How would you feel if you knew your credit card number was revealed to hundreds of hackers in a chat room? About 300 credit card holders found out exactly what that felt like a few weeks ago.
These people booked vacations online, in this case to Chicago. What they didnt know is that the site they were using, 877Chicago.com, didnt actually do the credit card processing. Instead, it used a third party, Cardinal Communications RegWeb.com, which stored its information in what turned out to be a frustratingly insecure manner. The bomb dropped when a hacker found a link to the customer data and posted that link to a hacker chat room. Someone who saw it then e-mailed the information to me.
Now, weve all heard stories about personal information being exposed. But to witness, in all its data-riffic glory, the breakdown of a business protecting its customer data was flooring. I dont know how else to put. Clicking on that link and seeing the credit card information for all these people made me very uncomfortable. But that was nothing compared with the feeling I got after I called the first person on the list. The husband of the cardholder picked up the phone. It took a while for him to understand who I was and that I was not the enemy. His wife called me back a couple of hours later. Both seemed to be in total shock.
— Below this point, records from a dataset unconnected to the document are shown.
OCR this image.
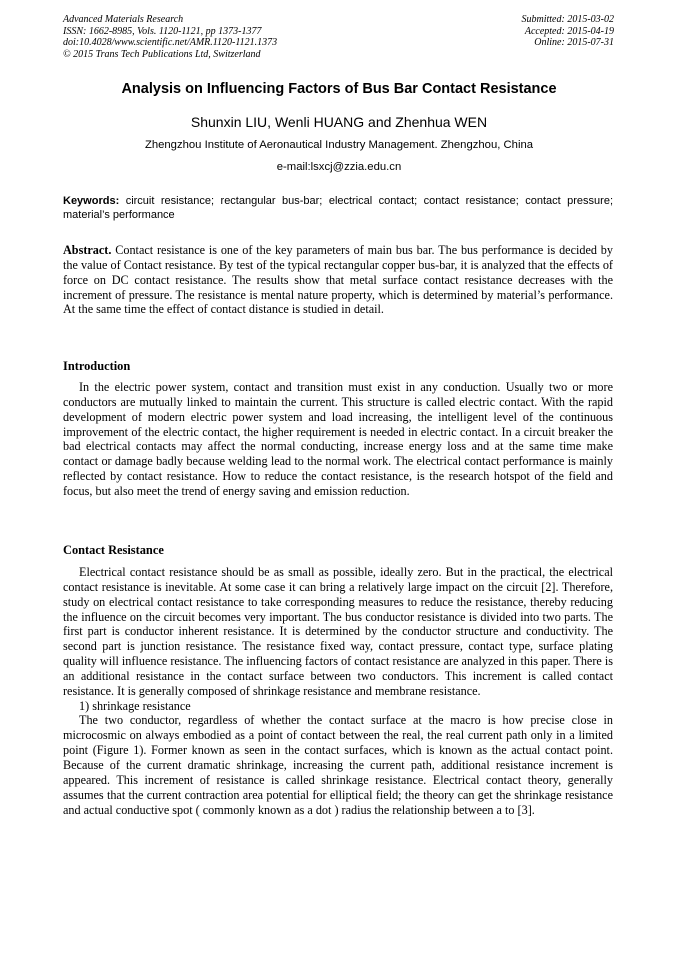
Advanced Materials Research
ISSN: 1662-8985, Vols. 1120-1121, pp 1373-1377
doi:10.4028/www.scientific.net/AMR.1120-1121.1373
© 2015 Trans Tech Publications Ltd, Switzerland
Submitted: 2015-03-02
Accepted: 2015-04-19
Online: 2015-07-31
Analysis on Influencing Factors of Bus Bar Contact Resistance
Shunxin LIU, Wenli HUANG and Zhenhua WEN
Zhengzhou Institute of Aeronautical Industry Management. Zhengzhou, China
e-mail:lsxcj@zzia.edu.cn
Keywords: circuit resistance; rectangular bus-bar; electrical contact; contact resistance; contact pressure; material’s performance

Abstract. Contact resistance is one of the key parameters of main bus bar. The bus performance is decided by the value of Contact resistance. By test of the typical rectangular copper bus-bar, it is analyzed that the effects of force on DC contact resistance. The results show that metal surface contact resistance decreases with the increment of pressure. The resistance is mental nature property, which is determined by material’s performance. At the same time the effect of contact distance is studied in detail.

Introduction

In the electric power system, contact and transition must exist in any conduction. Usually two or more conductors are mutually linked to maintain the current. This structure is called electric contact. With the rapid development of modern electric power system and load increasing, the intelligent level of the continuous improvement of the electric contact, the higher requirement is needed in electric contact. In a circuit breaker the bad electrical contacts may affect the normal conducting, increase energy loss and at the same time make contact or damage badly because welding lead to the normal work. The electrical contact performance is mainly reflected by contact resistance. How to reduce the contact resistance, is the research hotspot of the field and focus, but also meet the trend of energy saving and emission reduction.

Contact Resistance

Electrical contact resistance should be as small as possible, ideally zero. But in the practical, the electrical contact resistance is inevitable. At some case it can bring a relatively large impact on the circuit [2]. Therefore, study on electrical contact resistance to take corresponding measures to reduce the resistance, thereby reducing the influence on the circuit becomes very important. The bus conductor resistance is divided into two parts. The first part is conductor inherent resistance. It is determined by the conductor structure and conductivity. The second part is junction resistance. The resistance fixed way, contact pressure, contact type, surface plating quality will influence resistance. The influencing factors of contact resistance are analyzed in this paper. There is an additional resistance in the contact surface between two conductors. This increment is called contact resistance. It is generally composed of shrinkage resistance and membrane resistance.

1) shrinkage resistance

The two conductor, regardless of whether the contact surface at the macro is how precise close in microcosmic on always embodied as a point of contact between the real, the real current path only in a limited point (Figure 1). Former known as seen in the contact surfaces, which is known as the actual contact point. Because of the current dramatic shrinkage, increasing the current path, additional resistance increment is appeared. This increment of resistance is called shrinkage resistance. Electrical contact theory, generally assumes that the current contraction area potential for elliptical field; the theory can get the shrinkage resistance and actual conductive spot ( commonly known as a dot ) radius the relationship between a to [3].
Finally, I called RegWeb looking for confirmation and an explanation. The IT administrator I spoke to seemed nice and admitted the problem. He then begged me not to run the story. At first, I felt sorry for him. But I quickly became angry. As someone who buys things online, I was pretty ticked off that a company didnt do what was needed to protect its most valuable asset: customer data.
No network is completely secure, but this wasnt a case where the company had an encrypted database behind a firewall with intrusion detection enabled. From the companys explanation, it seems that RegWeb performed some kind of file transfer from one system to another and inadvertently left one file behind — and exposed to anyone on the Internet. Thats just sloppy.
Nobodys perfect. But it only takes a single incident like this to destroy a companys reputation. If you have demonstrated that you cant ensure the absolute privacy of customer information, you are effectively putting yourself out of business. In other words: Either do it right or dont do it at all.